Decemberists Kris Krüg Flickr
(Flickr: Kris Krüg)

The Decemberists are so influential in the independent music scene because, while they maintain a distinct sound, none of their albums ever sound the same. From the sea shanties of their first album, “Castaways and Cutouts,” to the rock riffs of 2009’s “The Hazards of Love,” The Decemberists display great versatility. Their latest album, “The King is Dead,” which was released on Jan. 18, maintains a very folksy sound.

The Decemberists are known for their utilization of many different, often obscure instruments, including accordion, melodica, organ, harpsichord and upright bass. The prominent use of harmonica gives this new album its distinction.

“The King is Dead” begins with a joyful burst of song that cannot help but bring a similar joy to its listeners. Even at first listen, “Don’t Carry it All” can be considered one of The Decemberists’ top songs. The lyrics from the chorus, “beneath this bold and brilliant sun,” accurately depict the song’s blissful sound.

The second track, “Calamity Song” is nearly as addictive as its predecessor, with an equally sprightly beat.

Those who attended The Decemberists’ concert at Amherst College in 2009 may remember a beautiful acoustic song they debuted, entitled “Rise to Me.” This passionate song is included on “The King is Dead” as the third track and displays a more rare, emotive side of the band that can only been glimpsed in older songs, such as “Red Right Ankle.”
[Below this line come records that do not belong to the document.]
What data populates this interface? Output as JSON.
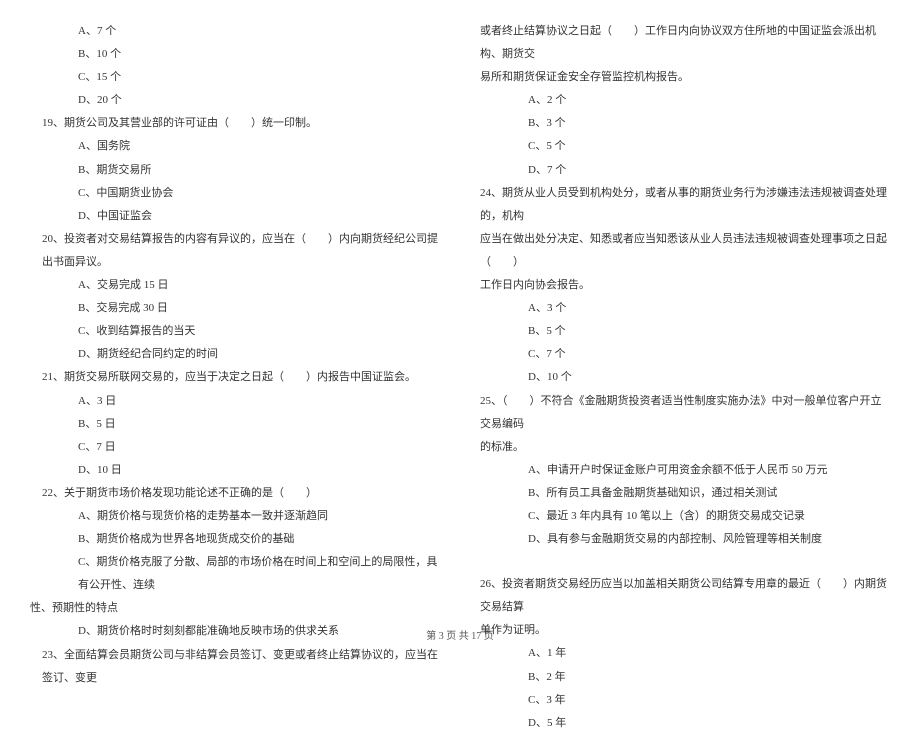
{
  "leftColumn": {
    "q18_options": {
      "a": "A、7 个",
      "b": "B、10 个",
      "c": "C、15 个",
      "d": "D、20 个"
    },
    "q19": {
      "stem": "19、期货公司及其营业部的许可证由（　　）统一印制。",
      "a": "A、国务院",
      "b": "B、期货交易所",
      "c": "C、中国期货业协会",
      "d": "D、中国证监会"
    },
    "q20": {
      "stem": "20、投资者对交易结算报告的内容有异议的，应当在（　　）内向期货经纪公司提出书面异议。",
      "a": "A、交易完成 15 日",
      "b": "B、交易完成 30 日",
      "c": "C、收到结算报告的当天",
      "d": "D、期货经纪合同约定的时间"
    },
    "q21": {
      "stem": "21、期货交易所联网交易的，应当于决定之日起（　　）内报告中国证监会。",
      "a": "A、3 日",
      "b": "B、5 日",
      "c": "C、7 日",
      "d": "D、10 日"
    },
    "q22": {
      "stem": "22、关于期货市场价格发现功能论述不正确的是（　　）",
      "a": "A、期货价格与现货价格的走势基本一致并逐渐趋同",
      "b": "B、期货价格成为世界各地现货成交价的基础",
      "c": "C、期货价格克服了分散、局部的市场价格在时间上和空间上的局限性，具有公开性、连续",
      "c_cont": "性、预期性的特点",
      "d": "D、期货价格时时刻刻都能准确地反映市场的供求关系"
    },
    "q23": {
      "stem": "23、全面结算会员期货公司与非结算会员签订、变更或者终止结算协议的，应当在签订、变更"
    }
  },
  "rightColumn": {
    "q23_cont": {
      "line1": "或者终止结算协议之日起（　　）工作日内向协议双方住所地的中国证监会派出机构、期货交",
      "line2": "易所和期货保证金安全存管监控机构报告。",
      "a": "A、2 个",
      "b": "B、3 个",
      "c": "C、5 个",
      "d": "D、7 个"
    },
    "q24": {
      "line1": "24、期货从业人员受到机构处分，或者从事的期货业务行为涉嫌违法违规被调查处理的，机构",
      "line2": "应当在做出处分决定、知悉或者应当知悉该从业人员违法违规被调查处理事项之日起（　　）",
      "line3": "工作日内向协会报告。",
      "a": "A、3 个",
      "b": "B、5 个",
      "c": "C、7 个",
      "d": "D、10 个"
    },
    "q25": {
      "line1": "25、（　　）不符合《金融期货投资者适当性制度实施办法》中对一般单位客户开立交易编码",
      "line2": "的标准。",
      "a": "A、申请开户时保证金账户可用资金余额不低于人民币 50 万元",
      "b": "B、所有员工具备金融期货基础知识，通过相关测试",
      "c": "C、最近 3 年内具有 10 笔以上（含）的期货交易成交记录",
      "d": "D、具有参与金融期货交易的内部控制、风险管理等相关制度"
    },
    "q26": {
      "line1": "26、投资者期货交易经历应当以加盖相关期货公司结算专用章的最近（　　）内期货交易结算",
      "line2": "单作为证明。",
      "a": "A、1 年",
      "b": "B、2 年",
      "c": "C、3 年",
      "d": "D、5 年"
    }
  },
  "footer": "第 3 页 共 17 页"
}
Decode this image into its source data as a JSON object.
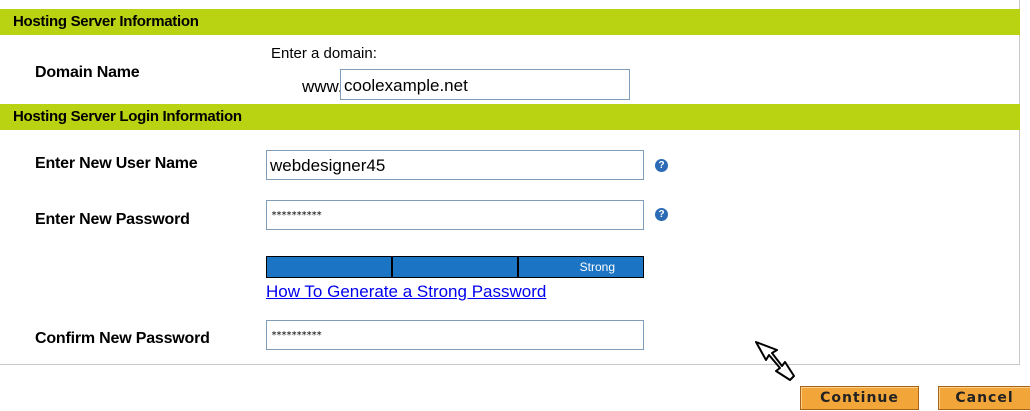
{
  "sections": {
    "hosting_server": {
      "title": "Hosting Server Information"
    },
    "login_info": {
      "title": "Hosting Server Login Information"
    }
  },
  "domain": {
    "label": "Domain Name",
    "prompt": "Enter a domain:",
    "prefix": "www.",
    "value": "coolexample.net"
  },
  "username": {
    "label": "Enter New User Name",
    "value": "webdesigner45"
  },
  "password": {
    "label": "Enter New Password",
    "value": "**********"
  },
  "strength": {
    "segments": [
      "",
      "",
      "Strong"
    ],
    "link_text": "How To Generate a Strong Password"
  },
  "confirm_password": {
    "label": "Confirm New Password",
    "value": "**********"
  },
  "buttons": {
    "continue_label": "Continue",
    "cancel_label": "Cancel"
  },
  "colors": {
    "header_green": "#b9d312",
    "meter_blue": "#1b74c4",
    "button_orange": "#f2a63a",
    "link_blue": "#0000ee"
  },
  "icons": {
    "help": "question-mark-icon",
    "cursor": "pointer-hand-icon"
  },
  "help_icon_glyph": "?"
}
The culmination of the old-world, folksong sound manifests itself in the fourth track, “Rox in the Box.” However, The Decemberists bring a modern view to a style of music that could otherwise be too old school for some people’s taste. The song “All Arise!” is infused with country roots, while “June Hymn” is reminiscent of Bob Dylan.

Though The Decemberists often write lyrics with diction inspired by traditional folklore and historical references, the themes of the album span across all eras and culture. This album holds less narrative and more universal themes.

Lead singer Colin Meloy is known for his unique but shaky lead vocals. This time around, his voice carries a bit more cleanliness while still preserving his signature sound. Those who love his distinct voice will not be disappointed, yet the music may be more enjoyable to those who would have previously considered it annoying. His vocals, though cleaner, are somehow freer as well. “The King is Dead” celebrates the beauty of personal freedom.